4. Allow AssetLoaders to query the final processed asset type of a given asset label, as configured in (3). This would allow things like the GltfLoader to detect that a Mesh subasset (ex: Mesh0) is configured to be processed into a MeshletMesh (via a MeshToMeshletTransformer and persisted with a MeshletSaver), and then adjust scenes to assume it will have a Handle<MeshletMesh> instead of Handle<Mesh>. Something like:

   if load_context.processed_type("Mesh0") == Some(TypeId::of::<MeshletMesh>()) {
       // this should fail if "Mesh0" is not configured to be processed into a Meshlet
       let handle: Handle<MeshletMesh> = load_context.add_processed_labeled_asset("Mesh0", Mesh::default()).unwrap();
   } else {
       let handle: Handle<Mesh> = load_context.add_labeled_asset("Mesh0", Mesh::default());
   }
   
   // This could also be phrased as
   if let Ok(handle) = load_context.add_processed_labeled_asset::<MeshletMesh>("Mesh0", Mesh::default()) {
   } else {
       let handle: Handle<Mesh> = load_context.add_labeled_asset("Mesh0", Mesh::default());
   }
   
   // Or maybe we could just make `add_labeled_asset` _require_ the type to match the processed configuration, if it is provided?

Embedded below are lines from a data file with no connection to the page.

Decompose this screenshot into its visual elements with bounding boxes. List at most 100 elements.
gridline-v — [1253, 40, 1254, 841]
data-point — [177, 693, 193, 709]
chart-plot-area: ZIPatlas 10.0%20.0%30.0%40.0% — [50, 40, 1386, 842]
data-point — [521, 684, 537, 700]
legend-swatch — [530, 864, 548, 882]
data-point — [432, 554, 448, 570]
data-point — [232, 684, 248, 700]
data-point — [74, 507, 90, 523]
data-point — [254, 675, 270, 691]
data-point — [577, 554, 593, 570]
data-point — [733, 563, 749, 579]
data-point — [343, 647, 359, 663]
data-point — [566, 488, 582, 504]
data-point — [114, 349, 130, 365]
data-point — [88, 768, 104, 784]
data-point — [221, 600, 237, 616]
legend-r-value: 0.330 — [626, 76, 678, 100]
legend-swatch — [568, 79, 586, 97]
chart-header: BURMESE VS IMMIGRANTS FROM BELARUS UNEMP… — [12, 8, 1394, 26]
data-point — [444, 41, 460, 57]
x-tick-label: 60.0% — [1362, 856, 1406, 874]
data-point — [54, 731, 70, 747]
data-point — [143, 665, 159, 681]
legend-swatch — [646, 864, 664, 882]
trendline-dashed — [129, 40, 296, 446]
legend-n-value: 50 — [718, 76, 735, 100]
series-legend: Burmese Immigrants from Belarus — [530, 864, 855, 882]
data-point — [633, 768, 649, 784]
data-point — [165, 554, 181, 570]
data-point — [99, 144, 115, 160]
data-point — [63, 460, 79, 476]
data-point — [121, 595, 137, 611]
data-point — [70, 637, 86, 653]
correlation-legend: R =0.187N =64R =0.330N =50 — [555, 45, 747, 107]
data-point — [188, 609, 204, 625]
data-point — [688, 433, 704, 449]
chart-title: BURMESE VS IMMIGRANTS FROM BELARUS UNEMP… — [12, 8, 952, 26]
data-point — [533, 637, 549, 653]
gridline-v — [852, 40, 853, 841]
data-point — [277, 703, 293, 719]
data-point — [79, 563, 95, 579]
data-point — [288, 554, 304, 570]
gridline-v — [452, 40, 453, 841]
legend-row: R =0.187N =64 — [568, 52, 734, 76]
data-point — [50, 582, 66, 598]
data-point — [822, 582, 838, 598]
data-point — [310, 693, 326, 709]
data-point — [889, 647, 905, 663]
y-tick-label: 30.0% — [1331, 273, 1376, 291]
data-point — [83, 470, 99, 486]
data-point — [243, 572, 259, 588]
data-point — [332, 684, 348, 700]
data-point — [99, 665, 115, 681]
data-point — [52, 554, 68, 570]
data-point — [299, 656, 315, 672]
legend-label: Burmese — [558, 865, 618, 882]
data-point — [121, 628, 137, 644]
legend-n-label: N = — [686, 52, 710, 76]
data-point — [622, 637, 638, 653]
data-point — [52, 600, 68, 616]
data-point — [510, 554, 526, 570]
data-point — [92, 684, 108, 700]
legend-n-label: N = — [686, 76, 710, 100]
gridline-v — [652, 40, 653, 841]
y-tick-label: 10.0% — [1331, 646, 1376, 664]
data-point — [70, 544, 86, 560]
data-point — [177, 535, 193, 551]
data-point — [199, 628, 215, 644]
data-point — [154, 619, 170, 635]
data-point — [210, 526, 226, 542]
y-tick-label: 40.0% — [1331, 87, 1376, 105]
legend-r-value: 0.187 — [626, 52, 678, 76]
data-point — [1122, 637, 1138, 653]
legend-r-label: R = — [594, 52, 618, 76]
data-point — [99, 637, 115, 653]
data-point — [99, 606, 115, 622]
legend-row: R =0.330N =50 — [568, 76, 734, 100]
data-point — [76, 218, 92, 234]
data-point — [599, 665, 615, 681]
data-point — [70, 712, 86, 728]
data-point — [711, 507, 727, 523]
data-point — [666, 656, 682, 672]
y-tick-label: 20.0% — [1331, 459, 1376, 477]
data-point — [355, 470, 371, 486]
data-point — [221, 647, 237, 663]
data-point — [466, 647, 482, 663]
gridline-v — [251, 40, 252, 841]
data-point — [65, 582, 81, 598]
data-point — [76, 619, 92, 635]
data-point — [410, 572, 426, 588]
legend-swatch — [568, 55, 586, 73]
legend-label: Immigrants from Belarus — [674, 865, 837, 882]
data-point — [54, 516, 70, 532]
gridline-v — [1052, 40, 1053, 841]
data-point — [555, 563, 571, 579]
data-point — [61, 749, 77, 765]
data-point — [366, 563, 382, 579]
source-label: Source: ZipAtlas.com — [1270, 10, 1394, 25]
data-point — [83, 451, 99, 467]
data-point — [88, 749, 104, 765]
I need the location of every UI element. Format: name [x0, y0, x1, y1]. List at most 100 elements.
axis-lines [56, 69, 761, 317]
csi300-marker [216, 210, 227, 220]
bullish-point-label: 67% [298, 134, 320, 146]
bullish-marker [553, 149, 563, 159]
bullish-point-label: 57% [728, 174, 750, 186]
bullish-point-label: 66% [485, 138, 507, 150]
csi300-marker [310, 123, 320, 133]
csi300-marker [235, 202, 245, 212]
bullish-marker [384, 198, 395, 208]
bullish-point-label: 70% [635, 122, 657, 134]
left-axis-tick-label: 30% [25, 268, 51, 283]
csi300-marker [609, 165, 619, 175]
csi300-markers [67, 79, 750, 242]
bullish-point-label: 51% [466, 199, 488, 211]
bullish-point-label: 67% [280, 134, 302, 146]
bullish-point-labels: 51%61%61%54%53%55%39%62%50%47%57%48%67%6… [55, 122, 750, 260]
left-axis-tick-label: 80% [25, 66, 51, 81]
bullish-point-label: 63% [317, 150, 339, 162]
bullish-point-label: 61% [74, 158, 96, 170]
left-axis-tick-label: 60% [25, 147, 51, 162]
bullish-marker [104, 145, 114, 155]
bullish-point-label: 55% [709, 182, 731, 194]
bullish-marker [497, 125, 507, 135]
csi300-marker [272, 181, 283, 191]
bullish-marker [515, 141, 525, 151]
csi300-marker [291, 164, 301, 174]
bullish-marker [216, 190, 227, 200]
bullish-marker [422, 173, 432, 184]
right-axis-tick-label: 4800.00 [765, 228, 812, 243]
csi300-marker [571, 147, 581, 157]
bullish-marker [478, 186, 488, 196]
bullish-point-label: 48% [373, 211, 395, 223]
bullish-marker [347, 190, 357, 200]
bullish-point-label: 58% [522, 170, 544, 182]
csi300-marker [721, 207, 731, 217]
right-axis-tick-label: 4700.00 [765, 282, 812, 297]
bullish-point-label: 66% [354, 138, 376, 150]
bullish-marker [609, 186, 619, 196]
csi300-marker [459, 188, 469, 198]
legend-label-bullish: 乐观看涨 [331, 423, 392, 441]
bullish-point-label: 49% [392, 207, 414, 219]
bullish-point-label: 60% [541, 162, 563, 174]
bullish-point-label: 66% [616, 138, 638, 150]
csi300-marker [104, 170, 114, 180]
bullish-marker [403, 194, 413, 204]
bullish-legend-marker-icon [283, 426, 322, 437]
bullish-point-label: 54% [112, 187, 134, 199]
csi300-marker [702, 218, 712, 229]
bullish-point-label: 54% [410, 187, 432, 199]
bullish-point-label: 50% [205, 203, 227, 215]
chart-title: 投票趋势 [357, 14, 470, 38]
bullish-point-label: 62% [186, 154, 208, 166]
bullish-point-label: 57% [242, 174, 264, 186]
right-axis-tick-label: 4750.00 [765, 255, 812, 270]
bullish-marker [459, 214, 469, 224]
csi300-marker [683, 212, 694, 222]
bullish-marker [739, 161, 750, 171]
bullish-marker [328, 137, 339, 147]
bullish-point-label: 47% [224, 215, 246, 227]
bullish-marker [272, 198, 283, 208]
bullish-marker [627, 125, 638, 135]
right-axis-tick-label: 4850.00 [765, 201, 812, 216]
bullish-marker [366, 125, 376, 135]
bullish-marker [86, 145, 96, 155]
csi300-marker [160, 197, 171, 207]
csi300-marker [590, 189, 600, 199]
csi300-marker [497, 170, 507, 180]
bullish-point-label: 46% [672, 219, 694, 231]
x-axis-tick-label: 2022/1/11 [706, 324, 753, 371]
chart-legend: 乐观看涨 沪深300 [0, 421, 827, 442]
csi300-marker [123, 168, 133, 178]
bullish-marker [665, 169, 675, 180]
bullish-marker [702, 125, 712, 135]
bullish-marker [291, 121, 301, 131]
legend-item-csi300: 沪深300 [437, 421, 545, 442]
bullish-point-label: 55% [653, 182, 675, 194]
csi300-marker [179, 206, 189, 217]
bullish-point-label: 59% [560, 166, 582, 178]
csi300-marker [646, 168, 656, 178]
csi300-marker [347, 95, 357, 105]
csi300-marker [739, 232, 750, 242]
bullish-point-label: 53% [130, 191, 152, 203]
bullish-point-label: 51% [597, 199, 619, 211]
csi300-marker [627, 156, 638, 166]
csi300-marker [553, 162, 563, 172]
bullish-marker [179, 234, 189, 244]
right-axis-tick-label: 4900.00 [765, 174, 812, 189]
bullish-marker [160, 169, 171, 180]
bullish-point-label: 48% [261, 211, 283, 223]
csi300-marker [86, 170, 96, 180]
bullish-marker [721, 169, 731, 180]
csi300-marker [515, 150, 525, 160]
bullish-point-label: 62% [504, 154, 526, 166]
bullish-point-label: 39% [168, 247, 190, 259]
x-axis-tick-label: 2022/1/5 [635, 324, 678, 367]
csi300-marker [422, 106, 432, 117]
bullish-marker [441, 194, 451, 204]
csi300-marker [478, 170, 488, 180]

   if let Ok(handle) = load_context.add_labeled_asset::<MeshletMesh>("Mesh0", Mesh::default()) {
   } else {
       // that does slightly complicate the "normal unprocessed" case because it decouples the output handle type from the input asset value type.
       // this works
       let handle: Handle<Mesh> = load_context.add_labeled_asset("Mesh0", Mesh::default());
       // this would become a compiler failure because the type cannot be inferred.
       let handle = load_context.add_labeled_asset("Mesh0", Mesh::default());
   }